I say this from experience, as someone that’s planned actions and is involved in civil rights work away from Liverpool fandom. And I can understand that for many, especially in the United States where I am located, it is easy to believe that, for example, a complicated and decades-long movement like the Civil Rights Movement can be depicted and metabolized by a large number of folks as 1) Rosa Parks got tired; 2) Martin had a dream; 3) People marched; and 4) Lyndon B. Johnson ended racism. But whatever it is the English version of this flattened understanding, it doesn’t take much digging and much reading to know the truth: that many, many, many unnamed people suffered and struggled and sacrificed for far longer than the 15-20 years that most people note as the Civil Rights Era to secure and win the rights we hold as obvious and inevitable today.
That struggle, though for different identities, is linked to what folks are fighting for now. And as neat and tidy an image that is cast by Jordan’s overly hopeful take that standing on a pitch somewhere and merely existing is enough to be a catalyst for change is not only naive, but it somehow manages to impugn the hard work of the many LGBTQ+ activists that are likely risking their very lives every day to ensure a future where people like them can also simply exist, drawing breath on a football pitch or in a movie theater or at a park.
It is not overly simple, the path to liberation. And organizers that I admire, like Mariame Kaba, often point to the fact that we’ll need every single one of us struggling in our own way, bringing our own little gifts as offerings, and tethering them together to gain that inch that might finally loosen the vise that bigotry has on so many of the societies we’ve built.
But two things I know that Jordan seems to still need to be made aware of: 1) humans built these monstrosities, and so human can and will unbuild them; and 2) that is all part of the hard work of living a life in community with people.

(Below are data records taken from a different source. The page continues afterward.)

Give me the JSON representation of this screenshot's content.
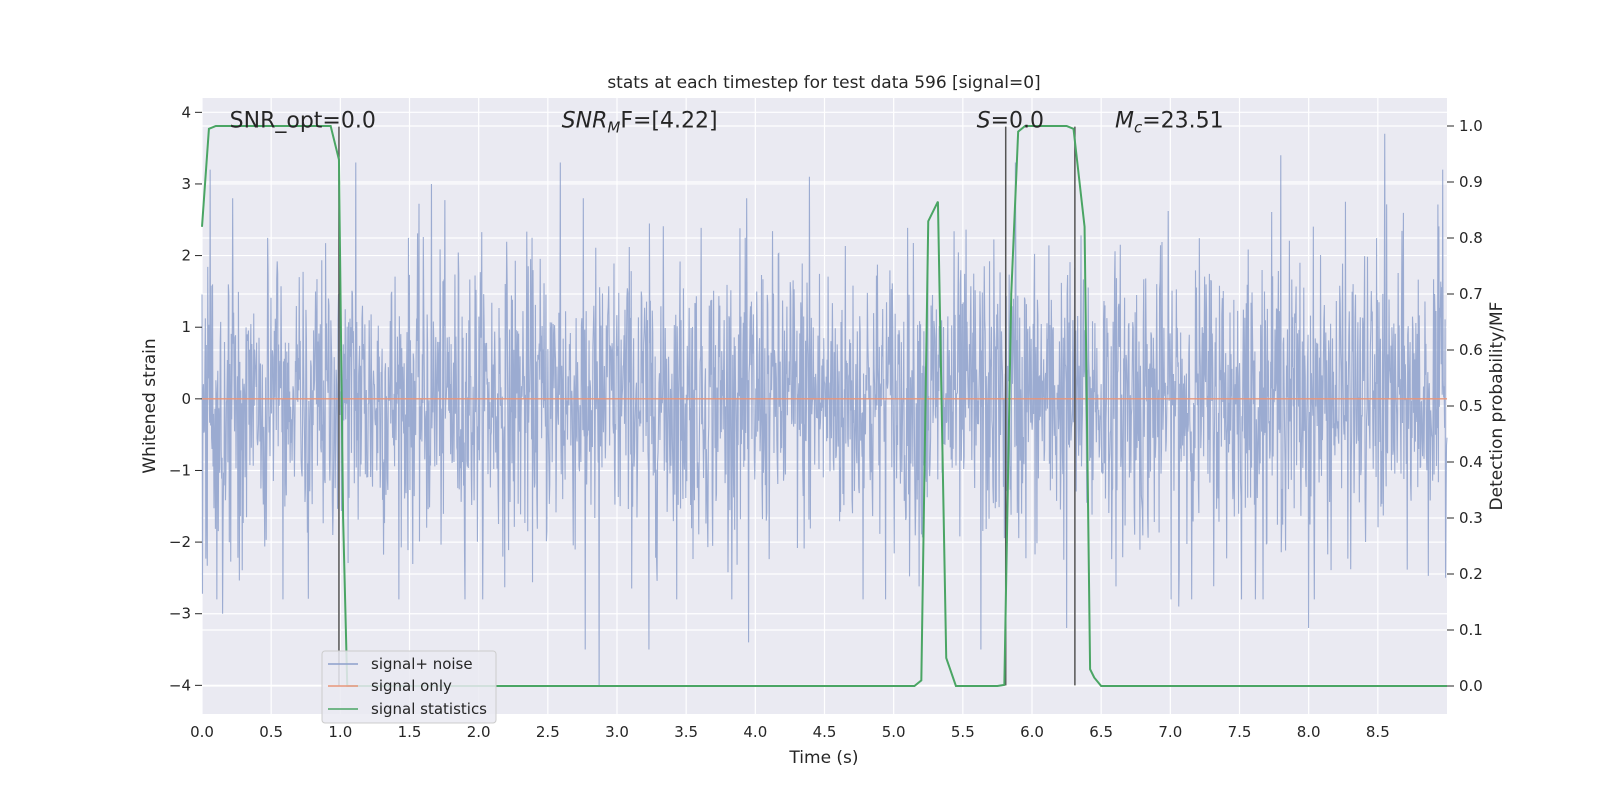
{
  "chart_data": {
    "type": "line",
    "title": "stats at each timestep for test data 596 [signal=0]",
    "xlabel": "Time (s)",
    "ylabel": "Whitened strain",
    "y2label": "Detection probability/MF",
    "xlim": [
      0.0,
      9.0
    ],
    "ylim": [
      -4.4,
      4.2
    ],
    "y2lim": [
      -0.05,
      1.05
    ],
    "xticks": [
      0.0,
      0.5,
      1.0,
      1.5,
      2.0,
      2.5,
      3.0,
      3.5,
      4.0,
      4.5,
      5.0,
      5.5,
      6.0,
      6.5,
      7.0,
      7.5,
      8.0,
      8.5
    ],
    "xtick_labels": [
      "0.0",
      "0.5",
      "1.0",
      "1.5",
      "2.0",
      "2.5",
      "3.0",
      "3.5",
      "4.0",
      "4.5",
      "5.0",
      "5.5",
      "6.0",
      "6.5",
      "7.0",
      "7.5",
      "8.0",
      "8.5"
    ],
    "yticks": [
      -4,
      -3,
      -2,
      -1,
      0,
      1,
      2,
      3,
      4
    ],
    "ytick_labels": [
      "−4",
      "−3",
      "−2",
      "−1",
      "0",
      "1",
      "2",
      "3",
      "4"
    ],
    "y2ticks": [
      0.0,
      0.1,
      0.2,
      0.3,
      0.4,
      0.5,
      0.6,
      0.7,
      0.8,
      0.9,
      1.0
    ],
    "y2tick_labels": [
      "0.0",
      "0.1",
      "0.2",
      "0.3",
      "0.4",
      "0.5",
      "0.6",
      "0.7",
      "0.8",
      "0.9",
      "1.0"
    ],
    "grid": true,
    "legend_placement": "lower-left",
    "annotations": [
      {
        "id": "snr-opt",
        "text": "SNR_opt=0.0",
        "x": 0.2,
        "y": 3.9
      },
      {
        "id": "snr-mf",
        "prefix": "SNR",
        "sub": "M",
        "suffix": "F=[4.22]",
        "x": 2.6,
        "y": 3.9
      },
      {
        "id": "s-stat",
        "prefix": "S",
        "sub": "",
        "suffix": "=0.0",
        "x": 5.6,
        "y": 3.9
      },
      {
        "id": "mc",
        "prefix": "M",
        "sub": "c",
        "suffix": "=23.51",
        "x": 6.6,
        "y": 3.9
      }
    ],
    "vertical_markers": [
      {
        "x": 0.99,
        "y_top": 3.8,
        "y_bottom": -4.0
      },
      {
        "x": 5.81,
        "y_top": 3.8,
        "y_bottom": -4.0
      },
      {
        "x": 6.31,
        "y_top": 3.8,
        "y_bottom": -4.0
      }
    ],
    "series": [
      {
        "name": "signal+ noise",
        "color": "#8da0cb",
        "axis": "left",
        "noise_sigma": 1.0,
        "peaks": [
          {
            "x": 0.06,
            "y": 3.2
          },
          {
            "x": 0.15,
            "y": -3.0
          },
          {
            "x": 1.11,
            "y": 3.3
          },
          {
            "x": 1.66,
            "y": 3.0
          },
          {
            "x": 2.59,
            "y": 3.3
          },
          {
            "x": 2.77,
            "y": -3.5
          },
          {
            "x": 2.87,
            "y": -4.0
          },
          {
            "x": 3.23,
            "y": -3.5
          },
          {
            "x": 3.95,
            "y": -3.4
          },
          {
            "x": 4.39,
            "y": 3.1
          },
          {
            "x": 5.63,
            "y": -3.5
          },
          {
            "x": 5.88,
            "y": 3.3
          },
          {
            "x": 7.06,
            "y": -2.9
          },
          {
            "x": 7.8,
            "y": 3.4
          },
          {
            "x": 8.0,
            "y": -3.2
          },
          {
            "x": 8.55,
            "y": 3.7
          },
          {
            "x": 8.97,
            "y": 3.2
          },
          {
            "x": 6.25,
            "y": -3.2
          }
        ]
      },
      {
        "name": "signal only",
        "color": "#e8967a",
        "axis": "left",
        "x": [
          0.0,
          9.0
        ],
        "y": [
          0.0,
          0.0
        ]
      },
      {
        "name": "signal statistics",
        "color": "#4aa564",
        "axis": "right",
        "x": [
          0.0,
          0.05,
          0.1,
          0.2,
          0.3,
          0.5,
          0.7,
          0.85,
          0.93,
          0.99,
          1.02,
          1.05,
          1.1,
          5.15,
          5.2,
          5.25,
          5.32,
          5.38,
          5.45,
          5.75,
          5.8,
          5.85,
          5.9,
          5.95,
          6.0,
          6.25,
          6.3,
          6.38,
          6.42,
          6.45,
          6.5,
          9.0
        ],
        "y": [
          0.82,
          0.995,
          1.0,
          1.0,
          1.0,
          1.0,
          1.0,
          1.0,
          1.0,
          0.94,
          0.3,
          0.0,
          0.0,
          0.0,
          0.01,
          0.83,
          0.865,
          0.05,
          0.0,
          0.0,
          0.002,
          0.7,
          0.99,
          1.0,
          1.0,
          1.0,
          0.995,
          0.82,
          0.03,
          0.015,
          0.0,
          0.0
        ]
      }
    ]
  }
}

I know we’ll find our way to that promised land where folks don’t have to worry about being ostracized for whom they love or who they are. Where people won’t have to worry that a bad string of luck or a few points on some stock ticker means they’ll lose the roof over their heads. Where kids won’t have to go to bed hungry or wake up to the image of a parent lost to deportation or detention.
And I know that we’ll put in the hard work - the good work - to get there. I hope Jordan realizes, one day, and opts to finally and truly cast his lot with the people. We could use someone that likes the graft.